Quanto detto a maggior ragione ove si abbia a mente che l'intero sistema normativo degli incentivi energetici guarda con favore alla loro diffusione in un'ottica di risparmio e salvaguardia ambientale rispondente a precisi obiettivi europei. Come più volte affermato da questa sezione, l'evoluzione del sistema si è attestata via via nel senso del pretendere, senza eccezioni di sorta, e dunque anche nell'ambito delle erogazioni delle risorse pubbliche, il rispetto dei principi di leale collaborazione, che implicano un’attenta e rigorosa lettura delle prescrizioni assistite dalla grave conseguenza della decadenza, specie quando adottata (come nel caso in esame) dopo quasi un decennio dall’ammissione ai benefici.

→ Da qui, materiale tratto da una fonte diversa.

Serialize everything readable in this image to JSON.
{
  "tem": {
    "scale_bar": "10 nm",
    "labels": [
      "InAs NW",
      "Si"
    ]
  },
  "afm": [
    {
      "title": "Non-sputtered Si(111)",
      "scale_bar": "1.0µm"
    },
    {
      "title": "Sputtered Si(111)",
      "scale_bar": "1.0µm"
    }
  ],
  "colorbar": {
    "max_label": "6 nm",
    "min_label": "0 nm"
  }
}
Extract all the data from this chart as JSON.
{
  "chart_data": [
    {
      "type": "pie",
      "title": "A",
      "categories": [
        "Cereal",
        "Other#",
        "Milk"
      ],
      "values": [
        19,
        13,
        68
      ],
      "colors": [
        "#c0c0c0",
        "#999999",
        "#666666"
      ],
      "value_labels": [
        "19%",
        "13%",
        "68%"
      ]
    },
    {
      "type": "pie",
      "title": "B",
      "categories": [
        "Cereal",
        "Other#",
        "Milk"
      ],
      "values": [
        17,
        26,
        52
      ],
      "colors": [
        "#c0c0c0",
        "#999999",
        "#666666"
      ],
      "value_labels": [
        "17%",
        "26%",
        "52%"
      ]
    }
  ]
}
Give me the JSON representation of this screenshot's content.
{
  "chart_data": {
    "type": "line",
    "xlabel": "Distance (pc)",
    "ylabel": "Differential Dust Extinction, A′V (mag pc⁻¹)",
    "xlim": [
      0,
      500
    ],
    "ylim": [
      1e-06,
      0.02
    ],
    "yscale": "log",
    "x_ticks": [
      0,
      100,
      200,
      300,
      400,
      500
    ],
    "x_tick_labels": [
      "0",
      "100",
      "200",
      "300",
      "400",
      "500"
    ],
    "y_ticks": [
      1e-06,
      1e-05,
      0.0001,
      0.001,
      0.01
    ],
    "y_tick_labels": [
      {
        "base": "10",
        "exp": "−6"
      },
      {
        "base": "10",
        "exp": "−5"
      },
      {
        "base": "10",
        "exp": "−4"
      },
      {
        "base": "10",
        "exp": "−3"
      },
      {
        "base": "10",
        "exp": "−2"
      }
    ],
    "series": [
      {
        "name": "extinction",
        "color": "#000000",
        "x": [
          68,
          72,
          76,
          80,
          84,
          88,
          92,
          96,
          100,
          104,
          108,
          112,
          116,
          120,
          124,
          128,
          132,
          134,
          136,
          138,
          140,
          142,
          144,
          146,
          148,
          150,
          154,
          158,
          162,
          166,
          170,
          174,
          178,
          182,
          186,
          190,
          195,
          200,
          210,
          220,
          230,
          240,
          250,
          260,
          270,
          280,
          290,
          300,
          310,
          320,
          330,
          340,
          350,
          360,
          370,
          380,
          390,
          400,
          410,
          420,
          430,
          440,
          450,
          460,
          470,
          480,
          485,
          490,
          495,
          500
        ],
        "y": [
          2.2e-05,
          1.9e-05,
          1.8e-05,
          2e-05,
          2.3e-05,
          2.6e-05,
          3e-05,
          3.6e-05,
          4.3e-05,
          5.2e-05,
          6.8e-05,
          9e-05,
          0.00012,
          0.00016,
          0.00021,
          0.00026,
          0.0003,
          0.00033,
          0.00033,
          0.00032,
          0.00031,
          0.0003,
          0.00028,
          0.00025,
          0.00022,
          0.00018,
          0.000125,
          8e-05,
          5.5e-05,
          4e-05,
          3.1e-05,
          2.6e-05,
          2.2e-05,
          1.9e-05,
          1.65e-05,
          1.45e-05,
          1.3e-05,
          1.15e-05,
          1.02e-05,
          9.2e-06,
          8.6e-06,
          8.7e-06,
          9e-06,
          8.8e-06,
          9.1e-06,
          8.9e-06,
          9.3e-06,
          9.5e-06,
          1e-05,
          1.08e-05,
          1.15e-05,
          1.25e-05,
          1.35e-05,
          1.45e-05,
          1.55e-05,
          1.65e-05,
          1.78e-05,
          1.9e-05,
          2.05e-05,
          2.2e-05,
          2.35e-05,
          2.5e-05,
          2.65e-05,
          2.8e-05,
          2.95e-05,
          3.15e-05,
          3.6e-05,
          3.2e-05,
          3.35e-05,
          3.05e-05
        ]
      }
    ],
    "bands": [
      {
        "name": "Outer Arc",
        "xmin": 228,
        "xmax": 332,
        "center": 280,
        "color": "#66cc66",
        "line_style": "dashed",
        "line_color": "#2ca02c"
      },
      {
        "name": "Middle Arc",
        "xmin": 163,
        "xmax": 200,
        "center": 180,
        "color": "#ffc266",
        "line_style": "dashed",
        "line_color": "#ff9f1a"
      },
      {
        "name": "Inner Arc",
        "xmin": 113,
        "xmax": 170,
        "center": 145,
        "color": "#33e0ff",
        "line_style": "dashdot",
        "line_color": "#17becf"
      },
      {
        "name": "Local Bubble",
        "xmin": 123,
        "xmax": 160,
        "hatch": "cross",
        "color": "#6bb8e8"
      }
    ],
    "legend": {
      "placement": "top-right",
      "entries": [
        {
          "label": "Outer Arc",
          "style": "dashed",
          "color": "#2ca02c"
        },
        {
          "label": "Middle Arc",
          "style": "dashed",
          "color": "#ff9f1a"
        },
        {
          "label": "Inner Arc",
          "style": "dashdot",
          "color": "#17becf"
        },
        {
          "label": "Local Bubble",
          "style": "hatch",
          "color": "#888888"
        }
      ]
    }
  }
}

10. Ne consegue la fondatezza del ricorso sotto tale assorbente profilo.
11. Per tutto quanto sopra detto, l'appello deve essere accolto e per l'effetto, in riforma della sentenza appellata, deve essere accolto il ricorso di primo grado e annullato il provvedimento di decadenza ivi impugnato.
12. La complessità e parziale novità di alcune delle questioni trattate giustificano la compensazione tra le parti delle spese del doppio grado di giudizio.
P.Q.M.
Il Consiglio di Stato in sede giurisdizionale (sezione seconda), definitivamente pronunciando sull'appello, come in epigrafe proposto, lo accoglie e per l'effetto, in riforma della sentenza impugnata, accoglie il ricorso di primo grado ed annulla gli atti ivi impugnati.
Spese del doppio grado compensate.
Ordina che la presente sentenza sia eseguita dall'autorità amministrativa.
Ritenuto che sussistano i presupposti di cui all'articolo 52, commi 1 e 2, del decreto legislativo 30 giugno 2003, n. 196 (e degli articoli 5 e 6 del Regolamento (UE) 2016/679 del Parlamento europeo e del Consiglio del 27 aprile 2016), a tutela dei diritti o della dignità della parte interessata, manda alla Segreteria di procedere all'oscuramento delle generalità dell’appellante.
Così deciso in Roma nella camera di consiglio del giorno 25 novembre 2025 con l'intervento dei magistrati:
UL RI CA, Presidente
Francesco Frigida, Consigliere
Giancarlo Carmelo Pezzuto, Consigliere
MA LA BO, Consigliere, Estensore
Ugo De Carlo, Consigliere
| L'ESTENSORE | IL PRESIDENTE |
| MA LA BO | UL RI CA |
IL SEGRETARIO
In caso di diffusione omettere le generalità e gli altri dati identificativi dei soggetti interessati nei termini indicati.